Now, the great battle against Dareius was not fought at Arbela, as most writers state, but at Gaugamela.
The word signifies, we are told, ‘camel's house,’ since one of the ancient kings of the country, after escaping from his enemies on a swift camel, gave the animal a home here, assigning certain villages and revenues for its maintenance.
It so happened that in the month Boëdromion the moon suffered an eclipse,
about the beginning of the Mysteries at Athens, and on the eleventh night after the eclipse, the armies being now in sight of one another, Dareius kept his forces under arms, and held a review of them by torch-light; but Alexander, while his Macedonians slept, himself passed the night in front of his tent with his seer Aristander, celebrating certain mysterious sacred rites and sacrificing to the god Fear.
Meanwhile the older of his companions, and particularly Parmenio, when they saw the plain between the Niphates and the Gordyaean mountains all lighted up with the barbarian tires, while an indistinguishably mingled and tumultuous sound of voices arose from their camp as if from a vast ocean,
were astonished at their multitude and argued with one another that it was a great and grievous task to repel such a tide of war by engaging in broad day-light. They therefore waited upon the king when he had finished his sacrifices, and tried to persuade him to attack the enemy by night, and so to cover up with darkness the most fearful aspect of the coming struggle.

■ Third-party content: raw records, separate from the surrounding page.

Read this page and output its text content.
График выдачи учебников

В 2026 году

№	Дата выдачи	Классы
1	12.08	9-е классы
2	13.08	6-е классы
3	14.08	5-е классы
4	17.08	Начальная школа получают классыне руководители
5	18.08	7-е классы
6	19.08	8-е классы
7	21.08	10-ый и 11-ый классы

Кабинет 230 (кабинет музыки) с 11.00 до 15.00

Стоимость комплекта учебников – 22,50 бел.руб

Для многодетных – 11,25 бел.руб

But he gave them the celebrated answer, ‘I will not steal my victory’; whereupon some thought that he had made a vainglorious reply, and was jesting in the presence of so great a peril. Others, however, thought that he had confidence in the present situation and estimated the future correctly, not offering Dareius in case of defeat an excuse to pluck up courage again for another attempt, by laying the blame this time upon darkness and night, as he had before upon mountains, defiles, and sea.
For Dareius would not give up the war for lack of arms or men when he could draw from so great a host and so vast a territory, but only when he had lost courage and hope, under the conviction brought by a downright defeat in broad day-light.